Sharding

Table of Contents

Introduction

Every table partition (see Partitioned Tables) is split into a configured number of shards. Shards are then distributed across the cluster. As nodes are added to the cluster, CrateDB will move shards around to achieve maximum possible distribution.

Tip

Non-partitioned tables function as a single partition, so non-partitioned tables are still split into the configured number of shards.

Shards are transparent at the table-level. You do not need to know about or think about shards when querying a table.

Read requests are broken down and executed in parallel across multiple shards on multiple nodes, massively improving read performance.

Number of Shards

The number of shards can be defined by using the CLUSTERED INTO <number> SHARDS statement upon the table creation.

Example:

cr> create table my_table5 (
...   first_column int
... ) clustered into 10 shards;
CREATE OK, 1 row affected (... sec)

If the number of shards is not defined explicitly, the sensible default value is applied, (see CLUSTERED).

Note

The number of shards can be changed later on but it involves having the table in a READ-ONLY state until the operation is completed (see Changing the Number of Shards).

Caution

Well tuned shard allocation is vital. Read the Sharding Guide to make sure you’re getting the best performance out ot CrateDB.

Routing

CrateDB algorithmically determines which shard each table row belongs to. It does this using the value of a routing column.

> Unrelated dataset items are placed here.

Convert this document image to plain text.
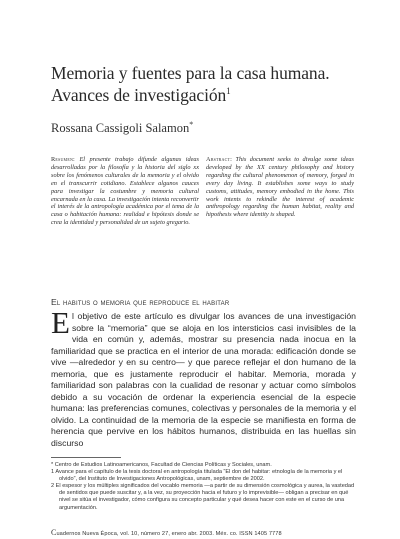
Memoria y fuentes para la casa humana.
Avances de investigación$^1$
Rossana Cassigoli Salamon*
Resumen: El presente trabajo difunde algunas ideas desarrolladas por la filosofía y la historia del siglo xx sobre los fenómenos culturales de la memoria y el olvido en el transcurrir cotidiano. Establece algunos cauces para investigar la costumbre y memoria cultural encarnada en la casa. La investigación intenta reconvertir el interés de la antropología académica por el tema de la casa o habitación humana: realidad e hipótesis donde se crea la identidad y personalidad de un sujeto gregario.
Abstract: This document seeks to divulge some ideas developed by the XX century philosophy and history regarding the cultural phenomenon of memory, forged in every day living. It establishes some ways to study customs, attitudes, memory embodied in the home. This work intents to rekindle the interest of academic anthropology regarding the human habitat, reality and hipothesis where identity is shaped.
El habitus o memoria que reproduce el habitar
E l objetivo de este artículo es divulgar los avances de una investigación sobre la “memoria” que se aloja en los intersticios casi invisibles de la vida en común y, además, mostrar su presencia nada inocua en la familiaridad que se practica en el interior de una morada: edificación donde se vive —alrededor y en su centro— y que parece reflejar el don humano de la memoria, que es justamente reproducir el habitar. Memoria, morada y familiaridad son palabras con la cualidad de resonar y actuar como símbolos debido a su vocación de ordenar la experiencia esencial de la especie humana: las preferencias comunes, colectivas y personales de la memoria y el olvido. La continuidad de la memoria de la especie se manifiesta en forma de herencia que pervive en los hábitos humanos, distribuida en las huellas sin discurso

* Centro de Estudios Latinoamericanos, Facultad de Ciencias Políticas y Sociales, unam.

1 Avance para el capítulo de la tesis doctoral en antropología titulada “El don del habitar: etnología de la memoria y el olvido”, del Instituto de Investigaciones Antropológicas, unam, septiembre de 2002.

2 El espesor y los múltiples significados del vocablo memoria —a partir de su dimensión cosmológica y aurea, la vastedad de sentidos que puede suscitar y, a la vez, su proyección hacia el futuro y lo imprevisible— obligan a precisar en qué nivel se sitúa el investigador, cómo configura su concepto particular y qué desea hacer con este en el curso de una argumentación.

Cuadernos Nueva Época, vol. 10, número 27, enero abr. 2003. Méx. co. ISSN 1405 7778
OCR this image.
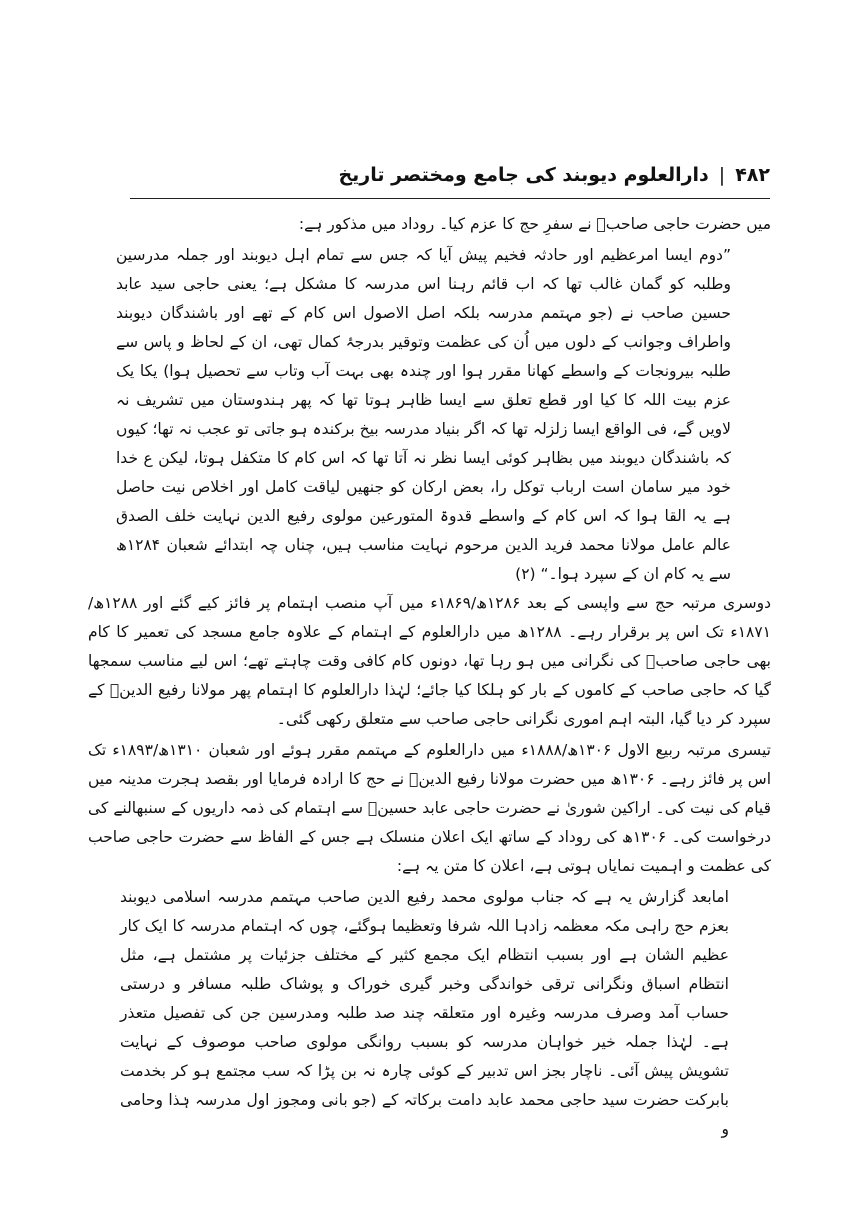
۴۸۲
|
دارالعلوم دیوبند کی جامع ومختصر تاریخ

میں حضرت حاجی صاحبؒ نے سفرِ حج کا عزم کیا۔ روداد میں مذکور ہے:

”دوم ایسا امرعظیم اور حادثہ فخیم پیش آیا کہ جس سے تمام اہل دیوبند اور جملہ مدرسین وطلبہ کو گمان غالب تھا کہ اب قائم رہنا اس مدرسہ کا مشکل ہے؛ یعنی حاجی سید عابد حسین صاحب نے (جو مہتمم مدرسہ بلکہ اصل الاصول اس کام کے تھے اور باشندگان دیوبند واطراف وجوانب کے دلوں میں اُن کی عظمت وتوقیر بدرجۂ کمال تھی، ان کے لحاظ و پاس سے طلبہ بیرونجات کے واسطے کھانا مقرر ہوا اور چندہ بھی بہت آب وتاب سے تحصیل ہوا) یکا یک عزم بیت اللہ کا کیا اور قطع تعلق سے ایسا ظاہر ہوتا تھا کہ پھر ہندوستان میں تشریف نہ لاویں گے، فی الواقع ایسا زلزلہ تھا کہ اگر بنیاد مدرسہ بیخ برکندہ ہو جاتی تو عجب نہ تھا؛ کیوں کہ باشندگان دیوبند میں بظاہر کوئی ایسا نظر نہ آتا تھا کہ اس کام کا متکفل ہوتا، لیکن ع خدا خود میر سامان است ارباب توکل را، بعض ارکان کو جنھیں لیاقت کامل اور اخلاص نیت حاصل ہے یہ القا ہوا کہ اس کام کے واسطے قدوۃ المتورعین مولوی رفیع الدین نہایت خلف الصدق عالم عامل مولانا محمد فرید الدین مرحوم نہایت مناسب ہیں، چناں چہ ابتدائے شعبان ۱۲۸۴ھ سے یہ کام ان کے سپرد ہوا۔“ (۲)

دوسری مرتبہ حج سے واپسی کے بعد ۱۲۸۶ھ/۱۸۶۹ء میں آپ منصب اہتمام پر فائز کیے گئے اور ۱۲۸۸ھ/۱۸۷۱ء تک اس پر برقرار رہے۔ ۱۲۸۸ھ میں دارالعلوم کے اہتمام کے علاوہ جامع مسجد کی تعمیر کا کام بھی حاجی صاحبؒ کی نگرانی میں ہو رہا تھا، دونوں کام کافی وقت چاہتے تھے؛ اس لیے مناسب سمجھا گیا کہ حاجی صاحب کے کاموں کے بار کو ہلکا کیا جائے؛ لہٰذا دارالعلوم کا اہتمام پھر مولانا رفیع الدینؒ کے سپرد کر دیا گیا، البتہ اہم اموری نگرانی حاجی صاحب سے متعلق رکھی گئی۔

تیسری مرتبہ ربیع الاول ۱۳۰۶ھ/۱۸۸۸ء میں دارالعلوم کے مہتمم مقرر ہوئے اور شعبان ۱۳۱۰ھ/۱۸۹۳ء تک اس پر فائز رہے۔ ۱۳۰۶ھ میں حضرت مولانا رفیع الدینؒ نے حج کا ارادہ فرمایا اور بقصد ہجرت مدینہ میں قیام کی نیت کی۔ اراکین شوریٰ نے حضرت حاجی عابد حسینؒ سے اہتمام کی ذمہ داریوں کے سنبھالنے کی درخواست کی۔ ۱۳۰۶ھ کی روداد کے ساتھ ایک اعلان منسلک ہے جس کے الفاظ سے حضرت حاجی صاحب کی عظمت و اہمیت نمایاں ہوتی ہے، اعلان کا متن یہ ہے:

امابعد گزارش یہ ہے کہ جناب مولوی محمد رفیع الدین صاحب مہتمم مدرسہ اسلامی دیوبند بعزم حج راہی مکہ معظمہ زادہا اللہ شرفا وتعظیما ہوگئے، چوں کہ اہتمام مدرسہ کا ایک کار عظیم الشان ہے اور بسبب انتظام ایک مجمع کثیر کے مختلف جزئیات پر مشتمل ہے، مثل انتظام اسباق ونگرانی ترقی خواندگی وخبر گیری خوراک و پوشاک طلبہ مسافر و درستی حساب آمد وصرف مدرسہ وغیرہ اور متعلقہ چند صد طلبہ ومدرسین جن کی تفصیل متعذر ہے۔ لہٰذا جملہ خیر خواہان مدرسہ کو بسبب روانگی مولوی صاحب موصوف کے نہایت تشویش پیش آئی۔ ناچار بجز اس تدبیر کے کوئی چارہ نہ بن پڑا کہ سب مجتمع ہو کر بخدمت بابرکت حضرت سید حاجی محمد عابد دامت برکاتہ کے (جو بانی ومجوز اول مدرسہ ہٰذا وحامی و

The column used for routing can be freely defined using the CLUSTERED BY (<column>) statement and is used to route a row to a particular shard.

Example:

cr> create table my_table6 (
...   first_column int,
...   second_column string
... ) clustered by (first_column);
CREATE OK, 1 row affected (... sec)

If primary key constraints are defined, the routing column definition can be omitted as primary key columns are always used for routing by default.

If the routing column is defined explicitly, it must match a primary key column:

cr> create table my_table8 (
...   first_column int primary key,
...   second_column string primary key,
...   third_column string
... ) clustered by (first_column);
CREATE OK, 1 row affected (... sec)

Example for combining custom routing and shard definition:

cr> create table my_table9 (
...   first_column int primary key,
...   second_column string primary key,
...   third_column string
... ) clustered by (first_column) into 10 shards;
CREATE OK, 1 row affected (... sec)